UO-based NSRC cultivates Moroccan connections

The University of Oregon-based Network Startup Resource Center (NSRC) is continuing to cultivate its relationships with universities and education networks in Morocco, which grew out of a training and engineering trip to the northwest African country last spring.

The NSRC has been asked by the Moroccan Research and Education Network (MARWAN) director to provide engineering assistance to additional Moroccan universities and to organize a joint training session – this one on advanced routing, peering and building Internet Exchange Points (IXP).

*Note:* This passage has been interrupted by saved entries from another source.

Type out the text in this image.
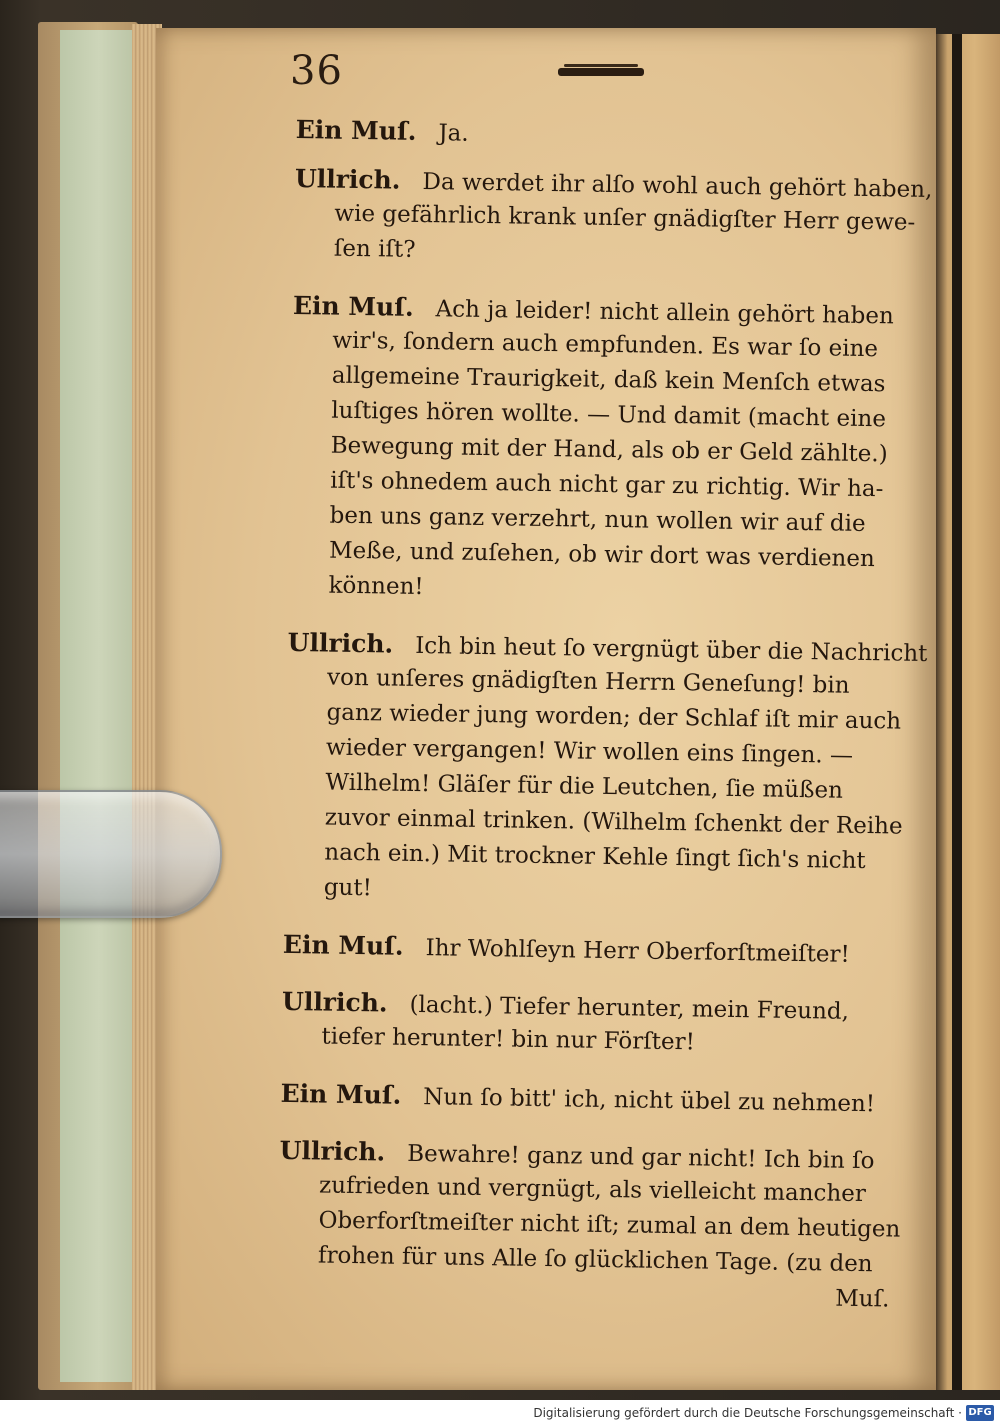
36
Ein Muſ. Ja.
Ullrich. Da werdet ihr alſo wohl auch gehört haben,
wie gefährlich krank unſer gnädigſter Herr gewe-
ſen iſt?
Ein Muſ. Ach ja leider! nicht allein gehört haben
wir's, ſondern auch empfunden. Es war ſo eine
allgemeine Traurigkeit, daß kein Menſch etwas
luſtiges hören wollte. — Und damit (macht eine
Bewegung mit der Hand, als ob er Geld zählte.)
iſt's ohnedem auch nicht gar zu richtig. Wir ha-
ben uns ganz verzehrt, nun wollen wir auf die
Meße, und zuſehen, ob wir dort was verdienen
können!
Ullrich. Ich bin heut ſo vergnügt über die Nachricht
von unſeres gnädigſten Herrn Geneſung! bin
ganz wieder jung worden; der Schlaf iſt mir auch
wieder vergangen! Wir wollen eins ſingen. —
Wilhelm! Gläſer für die Leutchen, ſie müßen
zuvor einmal trinken. (Wilhelm ſchenkt der Reihe
nach ein.) Mit trockner Kehle ſingt ſich's nicht
gut!
Ein Muſ. Ihr Wohlſeyn Herr Oberforſtmeiſter!
Ullrich. (lacht.) Tiefer herunter, mein Freund,
tiefer herunter! bin nur Förſter!
Ein Muſ. Nun ſo bitt' ich, nicht übel zu nehmen!
Ullrich. Bewahre! ganz und gar nicht! Ich bin ſo
zufrieden und vergnügt, als vielleicht mancher
Oberforſtmeiſter nicht iſt; zumal an dem heutigen
frohen für uns Alle ſo glücklichen Tage. (zu den
Muſ.
Digitalisierung gefördert durch die Deutsche Forschungsgemeinschaft · DFG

A UO-NSRC team went to Morocco last March to provide engineering assistance to the campus network team at Sidi Mohamed Ben Abdellah University in Fès, Morocco. The team installed a new core router to improve the network architecture and Internet services, and new wireless network links to improve connections on the campus.

The team also participated in a training program jointly organized with Morocco's Centre National pour la Recherche Scientifique et Technique (CNRST) and conducted at the Faculté des Sciences Semlalia in Marrakech. A group of 35 network engineers from 13 Moroccan universities took part in the training.

Google paid for the travel expenses of the UO-NSRC team to Morocco and the National Science Foundation provided funding for the training workshop in Marrakech. The work is intended to strengthen network-based collaboration with U.S. university partners.

More recently, NSRC has provided a donation of network switches to the University Ibn Zohr of Agadir, Morocco, to upgrade campus network infrastructure. The equipment was provided to NSRC by Google, to assist with improving Internet access and infrastructure.

The NSRC, which is housed in the UO's Knight Library, is a non-profit group that has worked since the late 1980s to help develop and deploy networking technology for many Internet access projects in the Asia/Pacific region, Africa, Latin America and the Caribbean, and the Middle East. The NSRC works with network engineers and operators in local regions around the world to develop and maintain Internet infrastructure in their countries.

The UO center's goal is to make it easier for local scientists, engineers, educators and students to collaborate via the Internet with their international colleagues.

The NSRC was formalized with a grant from the National Science Foundation (NSF) in 1992 to provide technical assistance to U.S. scientists working with universities and research institutes in developing areas, and currently receives core funding from the NSF as a member of its International Research Network Connections (IRNC) program. Google is one of NSRC's major funders, and more than two dozen public and private organizations provide additional contributions to support its Internet development work.

Over the past 20 years, the NSRC has worked in more than 100 countries to help build their portions of the Internet.